Depuis, le compositeur et multiinstrumentiste californien a collaboré avec plusieurs autres pointures du rap (Kendrick Lamar, Jay-Z, CeeLo Green, Common, DJ Shadow, Souls of Mischief…), en plus de faire paraître une tonne d’albums de collaborations avec des légendes de l’afro-beat et du jazz d’hier, sous la bannière Jazz is Dead. Fondé avec Ali Shaheed Muhammad (A Tribe Called Quest), JID est une initiative qui rappelle celle du guitariste Ry Cooder, le Buena Vista Social Club, qui avait permis à plusieurs artistes vétérans de la scène jazz cubaine d’endisquer et de conquérir de nouveau public au tournant du millénaire.
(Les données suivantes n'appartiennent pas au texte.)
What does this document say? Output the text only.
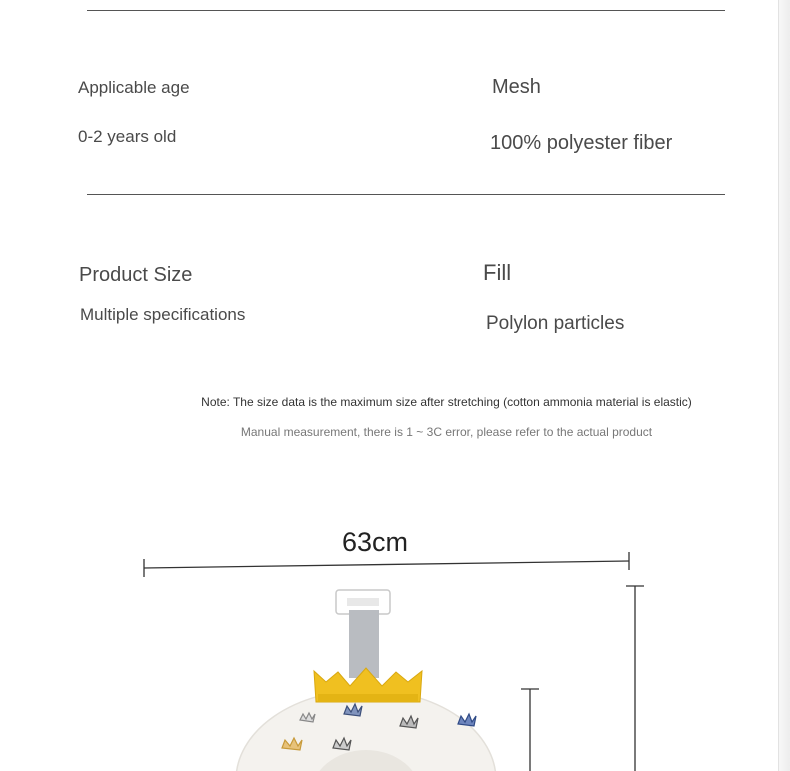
Applicable age
0-2 years old
Mesh
100% polyester fiber
Product Size
Multiple specifications
Fill
Polylon particles
Note: The size data is the maximum size after stretching (cotton ammonia material is elastic)
Manual measurement, there is 1 ~ 3C error, please refer to the actual product
63cm
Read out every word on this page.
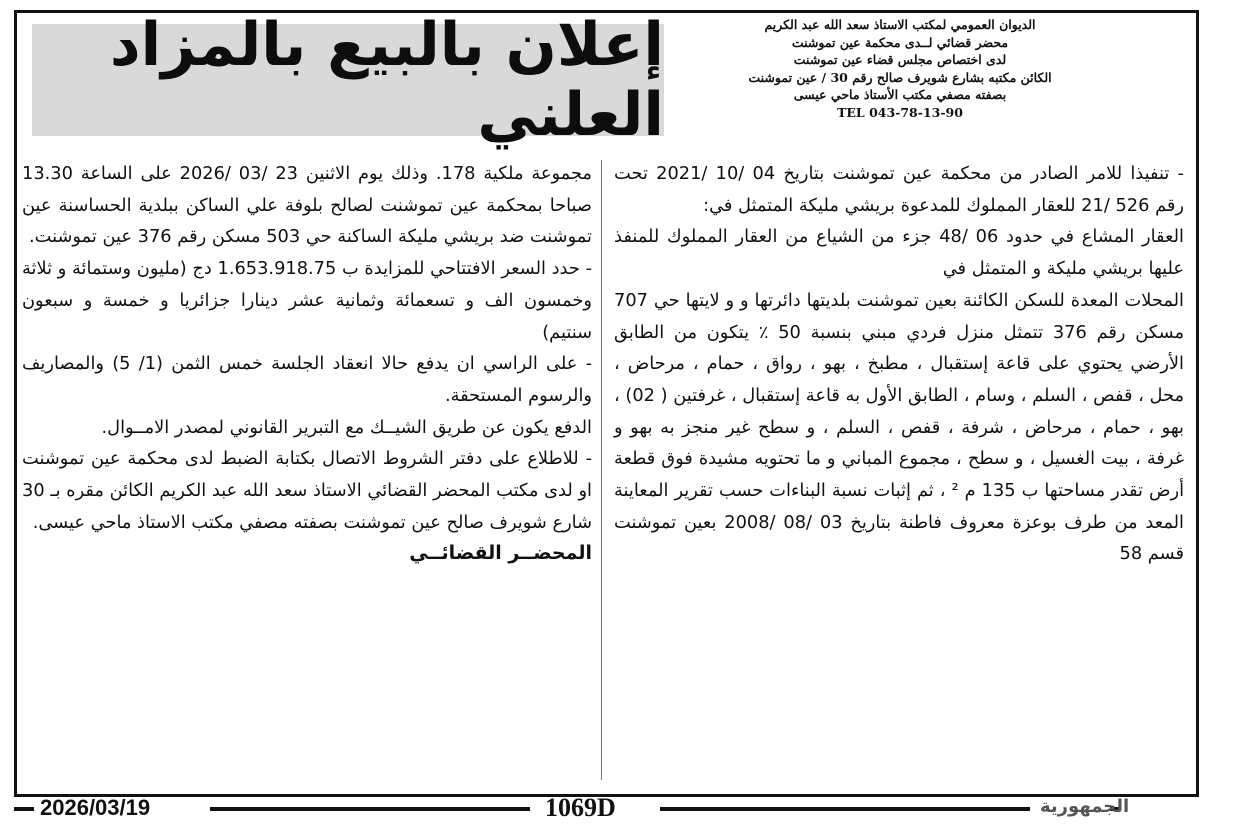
الديوان العمومي لمكتب الاستاذ سعد الله عبد الكريم
محضر قضائي لــدى محكمة عين تموشنت
لدى اختصاص مجلس قضاء عين تموشنت
الكائن مكتبه بشارع شويرف صالح رقم 30 / عين تموشنت
بصفته مصفي مكتب الأستاذ ماحي عيسى
TEL 043-78-13-90
إعلان بالبيع بالمزاد العلني

- تنفيذا للامر الصادر من محكمة عين تموشنت بتاريخ 04 /10 /2021 تحت رقم 526 /21 للعقار المملوك للمدعوة بريشي مليكة المتمثل في:

العقار المشاع في حدود 06 /48 جزء من الشياع من العقار المملوك للمنفذ عليها بريشي مليكة و المتمثل في

المحلات المعدة للسكن الكائنة بعين تموشنت بلديتها دائرتها و و لايتها حي 707 مسكن رقم 376 تتمثل منزل فردي مبني بنسبة 50 ٪ يتكون من الطابق الأرضي يحتوي على قاعة إستقبال ، مطبخ ، بهو ، رواق ، حمام ، مرحاض ، محل ، قفص ، السلم ، وسام ، الطابق الأول به قاعة إستقبال ، غرفتين ( 02) ، بهو ، حمام ، مرحاض ، شرفة ، قفص ، السلم ، و سطح غير منجز به بهو و غرفة ، بيت الغسيل ، و سطح ، مجموع المباني و ما تحتويه مشيدة فوق قطعة أرض تقدر مساحتها ب 135 م ² ، ثم إثبات نسبة البناءات حسب تقرير المعاينة المعد من طرف بوعزة معروف فاطنة بتاريخ 03 /08 /2008 بعين تموشنت قسم 58

مجموعة ملكية 178. وذلك يوم الاثنين 23 /03 /2026 على الساعة 13.30 صباحا بمحكمة عين تموشنت لصالح بلوفة علي الساكن ببلدية الحساسنة عين تموشنت ضد بريشي مليكة الساكنة حي 503 مسكن رقم 376 عين تموشنت.

- حدد السعر الافتتاحي للمزايدة ب 1.653.918.75 دج (مليون وستمائة و ثلاثة وخمسون الف و تسعمائة وثمانية عشر دينارا جزائريا و خمسة و سبعون سنتيم)

- على الراسي ان يدفع حالا انعقاد الجلسة خمس الثمن (1/ 5) والمصاريف والرسوم المستحقة.

الدفع يكون عن طريق الشيــك مع التبرير القانوني لمصدر الامــوال.

- للاطلاع على دفتر الشروط الاتصال بكتابة الضبط لدى محكمة عين تموشنت او لدى مكتب المحضر القضائي الاستاذ سعد الله عبد الكريم الكائن مقره بـ 30 شارع شويرف صالح عين تموشنت بصفته مصفي مكتب الاستاذ ماحي عيسى.

المحضــر القضائــي

2026/03/19	1069D	الجمهورية
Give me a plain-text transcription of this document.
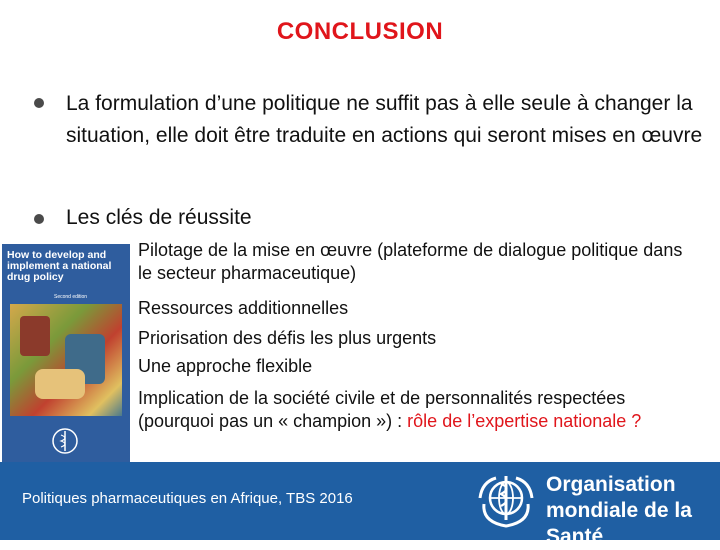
CONCLUSION
La formulation d’une politique ne suffit pas à elle seule à changer la situation, elle doit être traduite en actions qui seront mises en œuvre
Les clés de réussite
Pilotage de la mise en œuvre (plateforme de dialogue politique dans le secteur pharmaceutique)
Ressources additionnelles
Priorisation des défis les plus urgents
Une approche flexible
Implication de la société civile et de personnalités respectées (pourquoi pas un « champion ») : rôle de l’expertise nationale ?
How to develop and implement a national drug policy
Second edition
Politiques pharmaceutiques en Afrique, TBS 2016
Organisation
mondiale de la Santé
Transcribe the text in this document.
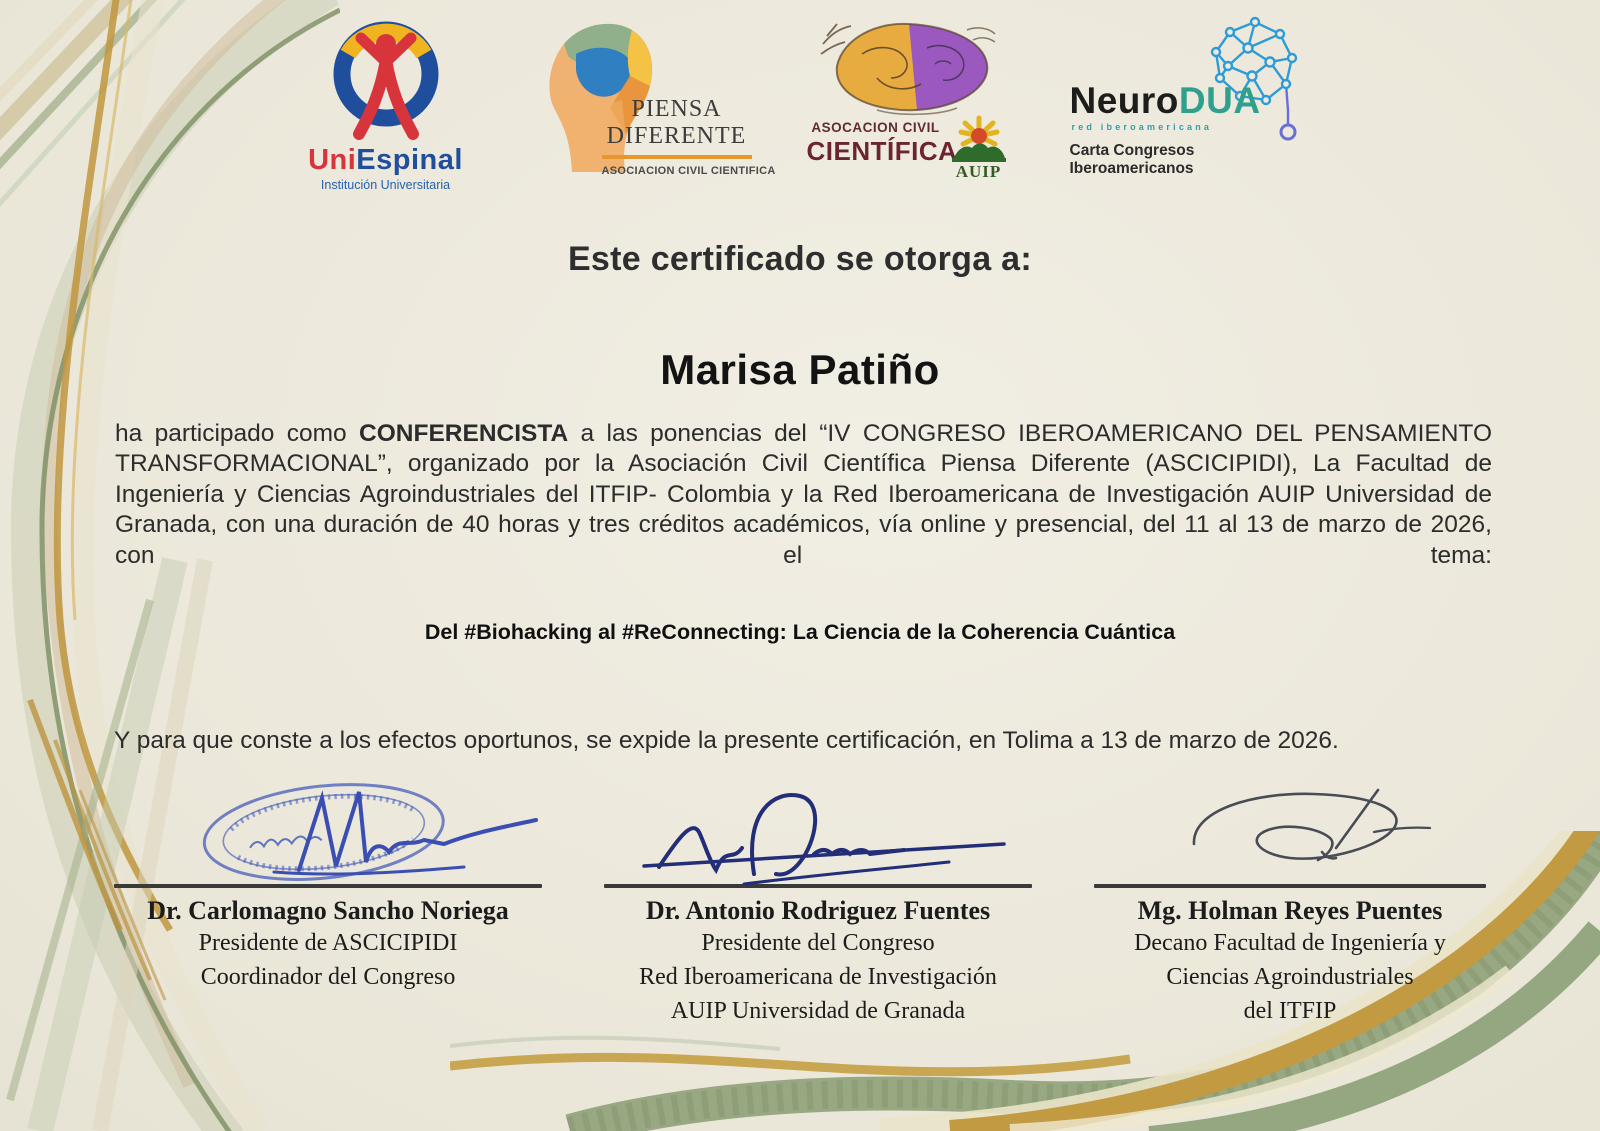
UniEspinal
Institución Universitaria
PIENSA
DIFERENTE
ASOCIACION CIVIL CIENTIFICA
ASOCACION CIVIL
CIENTÍFICA
AUIP
NeuroDUA
red iberoamericana
Carta Congresos Iberoamericanos
Este certificado se otorga a:
Marisa Patiño

ha participado como CONFERENCISTA a las ponencias del “IV CONGRESO IBEROAMERICANO DEL PENSAMIENTO TRANSFORMACIONAL”, organizado por la Asociación Civil Científica Piensa Diferente (ASCICIPIDI), La Facultad de Ingeniería y Ciencias Agroindustriales del ITFIP- Colombia y la Red Iberoamericana de Investigación AUIP Universidad de Granada, con una duración de 40 horas y tres créditos académicos, vía online y presencial, del 11 al 13 de marzo de 2026, con el tema:

Del #Biohacking al #ReConnecting: La Ciencia de la Coherencia Cuántica
Y para que conste a los efectos oportunos, se expide la presente certificación, en Tolima a 13 de marzo de 2026.
Dr. Carlomagno Sancho Noriega
Presidente de ASCICIPIDI
Coordinador del Congreso
Dr. Antonio Rodriguez Fuentes
Presidente del Congreso
Red Iberoamericana de Investigación
AUIP Universidad de Granada
Mg. Holman Reyes Puentes
Decano Facultad de Ingeniería y
Ciencias Agroindustriales
del ITFIP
Après être passé en catimini en 2019 au Ausgang Plaza (avec ASM, pour présenter les pièces de The Midnight Hour), Younge était visiblement attendu, le concert de samedi étant l’un des premiers à afficher complet de la présente tournée, si bien qu’une deuxième représentation fut même ajoutée en fin de soirée. C’était la sixième date (sur 16) du Something About April tour, alors qu’un orchestre de 10 émérites musiciens arpente l’Amérique du Nord depuis le début du mois à Atlanta jusqu’aux palmiers de San Diego.
D’épatants talent
À bâbord, sur la toute petite scène de la Sala Rossa, en cette journée internationale des droits des femmes, on retrouvait justement un quatuor féminin. Aux violons, nous avions Manoela Wunder et Tylana Renga Enomoto (en robe scintillante), toutes deux assises derrière la petite section de cuivres : soit la saxophoniste alto Alicia Camiña et la trompettiste Tatiana Tate (qui arborait soit dit en passant une magnifique et gargantuesque coiffure afro).
À tribord, on retrouvait le pianiste Sam Reid aux claviers et au Fender Rhodes, derrière l’extraordinaire guitariste Jack Waterson. Avec son look de savant fou en chemise hawaiienne, le vénérable, mais joyeusement dégourdi guitariste en a aussi fait sourire plus d’un·e, en nous offrant plusieurs pas de danse.
Au centre on retrouvait derrière la batterie le souriant Marcelo Bucater, qui vivait vraisemblablement sa meilleure vie. Et à la proue, se tenait le capitaine Younge, chef d’orchestre et magnifique bassiste avec son kit à la Sgt.Pepper, qui se faisant également un plaisir de s’adresser ici et là à la foule, avec un enthousiasme contagieux, étant à la fois inspirant, accueillant et reconnaissant. De plus, l’excellent et fort élégant chanteur Loren Olden est passé interpréter un trio de morceau en début de show, pour revenir tenir le micro pour les 4 dernières, avec Younge l’accompagnant vocalement par moment. Bref, une méchante belle bande de musiciens d’expérience, qui prenaient solidement leur pied — tout comme toutes celles et ceux s’étaient déplacés.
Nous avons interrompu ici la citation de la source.